While the Freshwater Place residents who protested against the approved Queensbridge Tower at 1-15 Queensbridge Street have lost their battle, they have gone some way to changing the rules for future concerned residents.

Late last year The City of Melbourne acknowledged the timeline and process of the council’s involvement in the planning application for structures over the 25,000 square metre threshold needed to be reviewed.

All planning permits over 25,000 square metres are still sent directly to the Minister for Planning, but the council admits the Queensbridge Tower approval has forced it to reconsider its action for these proposals.

Councillor Stephen Mayne told Southbank Local News the council is reviewing its entire planning process.

"We are having a broader look at our planning process. No-one is happy with the Freshwater Place situation. Because the council doesn't have the power, we need to increase transparency of our roles in the process," Cr Mayne said.

He went on to say that the council would look at a different options, such as publishing its thoughts online.

Queensbridge Tower has been the most controversial planning approval the city has seen. I'm very sympathetic to the residents of Freshwater Place and their plight," Cr Mayne said.

"If we had our time again, council would have been more vocal."

Freshwater Place Owners Corporation chairman Peter Renner said the residents had had some small wins with the council, including ensuring that proposed developments were assessed by all councillors before council’s recommendation was made to the Department of Planning and Community Development (DPCD).

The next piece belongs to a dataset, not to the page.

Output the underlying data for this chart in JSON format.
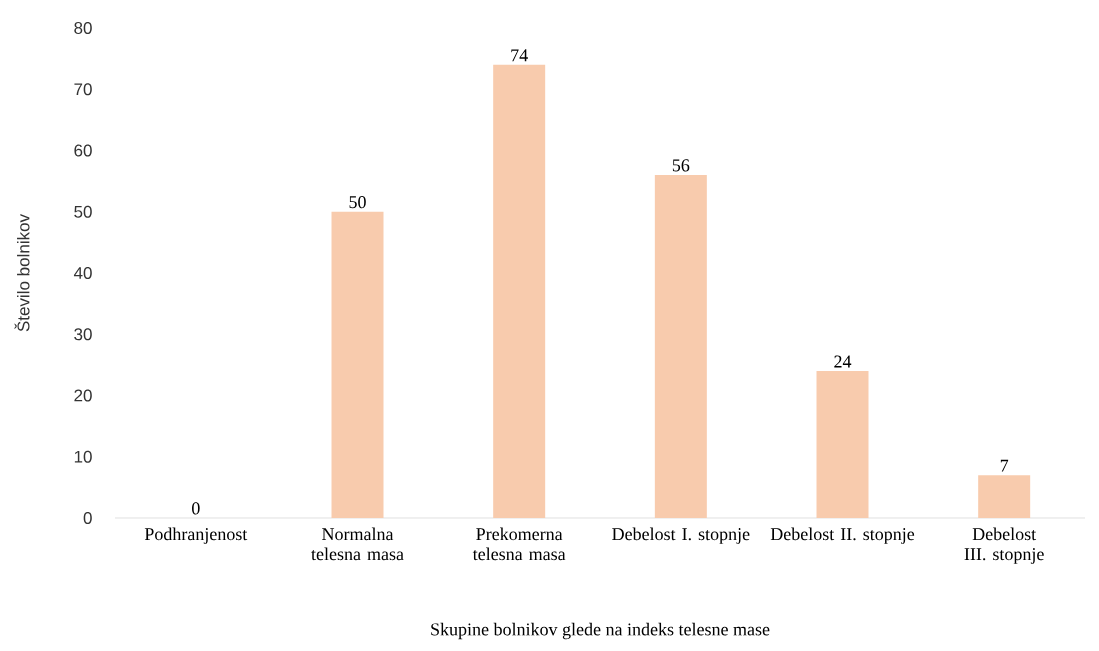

He also said he had met with a number of councillors who had expressed sympathy and support for the residents during these processes.

“We are somewhat heartened that the council is reviewing its process,” Mr Renner said.

Mr Renner was cautious not to overstate the progress, as he believes the residents are still without the basic right of input into planning matters, given that the DPCD has the final say.

“We are still dismayed by the State Government's continued lack of residential rights for buildings over 25,000 squared metres (the threshold for planning permits to be sent directly to the DPCD), which is most developments that are proposed in Southbank."

A spokesperson from the DPCD said it had opportunities for residents to air their concerns and encouraged them to do so.

"This is the case despite planning permit applications within the Capital City Zone being exempt from notification and review. It is important that residents raise issues and concerns about the planning and development of the area."